Following the September MPC meeting, PwC says many economists were, by October, thinking that policymakers would lift the repo rate by around 0.25 percent in November. The SARB noted in September that risks to the inflation outlook were to the upside, and many signs pointed to more upward pressure on consumer price inflation. Over the past several weeks, though, a collection of developments and data releases have “eased concern about inflation in the short-term, while the outlook for economic growth has also deteriorated”.

The firm bases its repo rate expectation on these four factors, and explains how they are likely to affect the MPC’s decision:

1. From a financial markets perspective, the rand has strengthened against major currencies since the last MPC meeting. This is positive news when thinking about the cost of imported goods like fuel and food products. In addition, the oil price has softened and local fuel prices are thus expected to decline again in December.

2. From a macroeconomic perspective, the most recent manufacturing and mining production data from Stats SA sent disappointing signals about the outlook for economic growth in the third quarter. While South Africa has received some positive employment data and better-than-expected retail sales numbers over the past week, the overall outlook for the economy remains downbeat. This could result in the SARB lowering its economic growth expectations for 2023 and 2024.
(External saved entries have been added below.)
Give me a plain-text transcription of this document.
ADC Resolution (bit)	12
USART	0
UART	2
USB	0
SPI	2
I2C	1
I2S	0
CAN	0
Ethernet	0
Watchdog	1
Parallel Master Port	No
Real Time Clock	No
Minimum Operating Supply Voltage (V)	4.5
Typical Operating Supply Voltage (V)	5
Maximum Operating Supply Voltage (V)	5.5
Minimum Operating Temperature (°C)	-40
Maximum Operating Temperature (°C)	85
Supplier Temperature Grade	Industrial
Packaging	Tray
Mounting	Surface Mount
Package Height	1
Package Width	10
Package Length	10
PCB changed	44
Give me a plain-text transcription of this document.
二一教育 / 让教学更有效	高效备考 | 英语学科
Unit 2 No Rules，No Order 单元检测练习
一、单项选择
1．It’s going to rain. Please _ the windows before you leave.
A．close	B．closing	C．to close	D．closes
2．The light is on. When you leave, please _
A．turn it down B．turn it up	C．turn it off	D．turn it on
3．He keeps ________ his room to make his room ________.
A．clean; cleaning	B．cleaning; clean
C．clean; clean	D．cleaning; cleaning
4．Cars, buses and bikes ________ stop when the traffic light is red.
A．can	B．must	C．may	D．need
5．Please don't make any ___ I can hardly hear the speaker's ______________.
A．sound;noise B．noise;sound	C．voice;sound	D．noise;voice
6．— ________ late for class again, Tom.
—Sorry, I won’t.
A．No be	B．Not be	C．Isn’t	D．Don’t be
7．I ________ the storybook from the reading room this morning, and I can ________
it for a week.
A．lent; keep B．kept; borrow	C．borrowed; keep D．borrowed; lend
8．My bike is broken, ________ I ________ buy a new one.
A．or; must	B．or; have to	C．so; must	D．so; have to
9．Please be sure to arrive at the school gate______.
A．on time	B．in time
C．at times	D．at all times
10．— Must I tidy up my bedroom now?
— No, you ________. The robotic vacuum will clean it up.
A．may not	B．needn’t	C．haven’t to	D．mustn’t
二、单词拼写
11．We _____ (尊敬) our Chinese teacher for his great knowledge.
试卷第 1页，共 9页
3. Cooling inflation in the world’s largest economy will likely result in the US Federal Reserve holding off on further interest rate hikes in the near-term, before easing monetary policy in 2024. While the SARB does not directly track international lending rates in its policy decisions, the South African interest rate premium over advanced economies is an important aspect in the valuation of the rand which, in turn, impacts the nature of imported inflation.

4. Core inflation has shown favourable trends of late. In September, core inflation – a less erratic measure of inflation as it excludes the volatile food and fuel prices – declined to 4.5 percent This decline to the midpoint of the inflation target range would have eased concerns in the minds of MPC members about underlying inflation. (Note: PwC’s commentary was released before the October inflation rates were published)

Combined, PwC says these factors point to easing pressure on the local inflation and global interest rate forecast, but further pressure on the domestic economic growth outlook. Its economists therefore believe that following no change to interest rates in July and September, the SARB MPC will again hold steady in November, with the repo rate peak firmly in place.

It adds: “The next move in interest rates will be down: we expect this to happen around the middle of 2024. The next round of SARB forecasts will help economists to refine their predictions of when interest rates will start coming down and by how much.”

That said, PwC is firmly of the belief that the repo rate will not be cut as deeply as it was during the Covid-19 crisis.

“At present, we believe the repo rate could ease by a cumulative 150 basis points between mid-2024 and end-2025.”

Meanwhile, there is mounting pressure on the SARB to address the Competition Commission’s findings of currency manipulation, with some people wondering whether Reserve Bank Governor Lesetja Kganyago will speak on it at today’s repo rate decision announcement.

However, Harry Scherzer, chief executive of financial services provider Future Forex, which specialises in foreign exchange investments, believes it is “unlikely” he will do so today as his speech focuses on the country’s economic outlook and interest rates.

Nonetheless, Scherzer hopes that the SARB will give its comments on the Commission’s findings “at some point”.

“South Africans can no longer afford to be in the dark about the true costs of forex transactions, whether sending or receiving funds from abroad. Pure transparency and fair charges should be the new status quo.”

In fact, results of a recent survey conducted by Future Forex reveal that less than 10 percent of South African businesses receive fair and transparent forex charges.

“This is in line with the Competition Commission's findings that there is insufficient transparency in this sector,” he says.